Marcel Winatschek

The Machines Nobody Cleans

There’s a particular pleasure in noticing what everyone else ignores. Not the landmark, not the poster-sized ad—the battered gumball machine bolted to a wall in Kreuzberg, its coin slot jammed, its capsules long since expired. Max Schwarck spent two years noticing those.

Between 2015 and 2016, he walked through Kreuzberg, Neukölln, Friedrichshain, Wedding, Prenzlauer Berg, and Mitte, photographing every one of these machines he could find, always in the exact state he discovered it—no staging, no wiping down the glass, no repositioning. Whatever the thing looked like at the moment he arrived was the portrait. After two years of shooting, collecting, editing, and selecting, he had seventy images.

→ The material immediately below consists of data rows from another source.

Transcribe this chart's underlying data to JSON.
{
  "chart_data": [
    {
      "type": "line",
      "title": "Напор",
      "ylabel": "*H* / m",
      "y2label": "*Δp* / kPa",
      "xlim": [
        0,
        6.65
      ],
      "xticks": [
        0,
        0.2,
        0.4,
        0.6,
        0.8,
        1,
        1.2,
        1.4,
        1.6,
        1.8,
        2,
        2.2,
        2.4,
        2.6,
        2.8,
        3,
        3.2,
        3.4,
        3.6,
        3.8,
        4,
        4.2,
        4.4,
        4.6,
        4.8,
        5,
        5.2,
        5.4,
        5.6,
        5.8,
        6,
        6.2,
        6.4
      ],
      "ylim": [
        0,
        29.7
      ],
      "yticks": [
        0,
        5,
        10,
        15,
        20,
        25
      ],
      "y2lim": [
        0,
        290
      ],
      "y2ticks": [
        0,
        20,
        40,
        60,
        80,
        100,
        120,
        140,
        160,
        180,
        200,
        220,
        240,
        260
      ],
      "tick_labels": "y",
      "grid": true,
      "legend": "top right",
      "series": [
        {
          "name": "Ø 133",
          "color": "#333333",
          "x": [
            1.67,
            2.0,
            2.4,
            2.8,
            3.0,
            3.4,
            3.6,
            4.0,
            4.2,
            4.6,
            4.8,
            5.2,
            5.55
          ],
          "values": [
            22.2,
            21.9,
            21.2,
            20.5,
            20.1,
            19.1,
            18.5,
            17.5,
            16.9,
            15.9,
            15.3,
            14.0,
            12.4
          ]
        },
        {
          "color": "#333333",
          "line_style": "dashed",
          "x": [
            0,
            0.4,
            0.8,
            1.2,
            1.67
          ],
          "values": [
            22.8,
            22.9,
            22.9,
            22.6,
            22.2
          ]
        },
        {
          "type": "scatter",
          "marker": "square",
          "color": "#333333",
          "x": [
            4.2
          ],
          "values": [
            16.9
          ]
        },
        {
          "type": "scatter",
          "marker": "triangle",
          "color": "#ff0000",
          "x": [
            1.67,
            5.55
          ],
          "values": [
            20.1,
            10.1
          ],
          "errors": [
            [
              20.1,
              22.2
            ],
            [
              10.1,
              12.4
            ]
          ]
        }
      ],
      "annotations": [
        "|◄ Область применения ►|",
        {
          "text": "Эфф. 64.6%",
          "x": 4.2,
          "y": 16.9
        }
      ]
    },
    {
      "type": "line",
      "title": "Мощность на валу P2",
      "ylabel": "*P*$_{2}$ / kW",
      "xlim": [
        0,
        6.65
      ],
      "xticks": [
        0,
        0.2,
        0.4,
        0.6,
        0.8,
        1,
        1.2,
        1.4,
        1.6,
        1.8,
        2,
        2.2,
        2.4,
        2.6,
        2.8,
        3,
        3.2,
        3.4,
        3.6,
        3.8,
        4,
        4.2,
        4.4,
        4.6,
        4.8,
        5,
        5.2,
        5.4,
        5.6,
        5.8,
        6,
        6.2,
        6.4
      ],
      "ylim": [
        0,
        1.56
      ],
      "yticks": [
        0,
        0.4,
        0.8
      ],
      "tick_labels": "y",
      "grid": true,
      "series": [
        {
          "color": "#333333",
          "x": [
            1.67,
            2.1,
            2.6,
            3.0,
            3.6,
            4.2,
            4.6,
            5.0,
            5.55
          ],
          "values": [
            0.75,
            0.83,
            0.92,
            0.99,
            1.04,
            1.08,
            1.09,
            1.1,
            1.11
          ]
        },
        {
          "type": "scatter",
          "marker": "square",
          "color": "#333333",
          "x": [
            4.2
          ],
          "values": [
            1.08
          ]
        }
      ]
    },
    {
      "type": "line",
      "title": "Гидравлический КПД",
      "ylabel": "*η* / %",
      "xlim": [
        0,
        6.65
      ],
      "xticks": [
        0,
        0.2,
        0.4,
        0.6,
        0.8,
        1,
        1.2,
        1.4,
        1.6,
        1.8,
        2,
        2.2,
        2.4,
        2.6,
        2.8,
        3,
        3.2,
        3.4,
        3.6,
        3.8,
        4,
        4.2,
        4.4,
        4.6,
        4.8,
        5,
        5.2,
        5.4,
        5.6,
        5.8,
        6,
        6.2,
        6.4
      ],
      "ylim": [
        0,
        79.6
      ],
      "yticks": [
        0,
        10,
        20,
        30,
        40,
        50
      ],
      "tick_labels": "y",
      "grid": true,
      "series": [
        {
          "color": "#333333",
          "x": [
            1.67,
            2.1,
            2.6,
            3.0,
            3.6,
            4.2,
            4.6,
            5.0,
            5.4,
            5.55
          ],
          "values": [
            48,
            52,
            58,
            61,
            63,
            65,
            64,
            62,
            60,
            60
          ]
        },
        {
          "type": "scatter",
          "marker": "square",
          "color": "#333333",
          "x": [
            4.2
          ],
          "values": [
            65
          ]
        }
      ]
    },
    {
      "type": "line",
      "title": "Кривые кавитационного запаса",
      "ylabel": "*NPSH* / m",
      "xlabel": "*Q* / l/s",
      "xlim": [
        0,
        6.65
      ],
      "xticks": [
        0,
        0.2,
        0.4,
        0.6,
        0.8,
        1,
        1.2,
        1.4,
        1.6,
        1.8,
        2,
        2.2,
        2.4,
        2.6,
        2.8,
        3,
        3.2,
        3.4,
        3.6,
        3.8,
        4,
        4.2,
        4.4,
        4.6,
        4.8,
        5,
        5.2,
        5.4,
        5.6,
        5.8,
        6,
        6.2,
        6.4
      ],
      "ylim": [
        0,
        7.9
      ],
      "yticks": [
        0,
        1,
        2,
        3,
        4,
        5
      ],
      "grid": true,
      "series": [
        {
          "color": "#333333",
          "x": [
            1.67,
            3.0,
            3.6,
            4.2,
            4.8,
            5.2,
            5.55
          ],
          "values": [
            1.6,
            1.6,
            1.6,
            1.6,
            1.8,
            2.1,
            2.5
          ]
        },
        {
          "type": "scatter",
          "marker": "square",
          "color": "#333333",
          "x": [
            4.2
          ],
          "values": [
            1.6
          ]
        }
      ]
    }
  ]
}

Freed from their urban context and placed against solid-color backgrounds, the machines read as something between folk art and industrial archaeology—carriers of stickers, scratches, spray paint, and coin-slot grease accumulated across decades of being present but invisible. Max condensed the whole series into a single large poster: a Wimmelbild, a densely packed image you can genuinely get lost in, of cultural messages the street quietly left behind.

If you walk those same side streets with any real attention now, you’ll start recognizing individual machines from the poster. That’s the thing about invisible objects—once someone makes you see one, you can’t stop. I’ve shot a lot of Berlin street textures over the years and this kind of obsessive documentation hits differently than most art photography. It’s less about the image and more about the discipline: the commitment to a subject nobody thought was worth having a subject at all. Two years. Seventy machines. One Wimmelbild.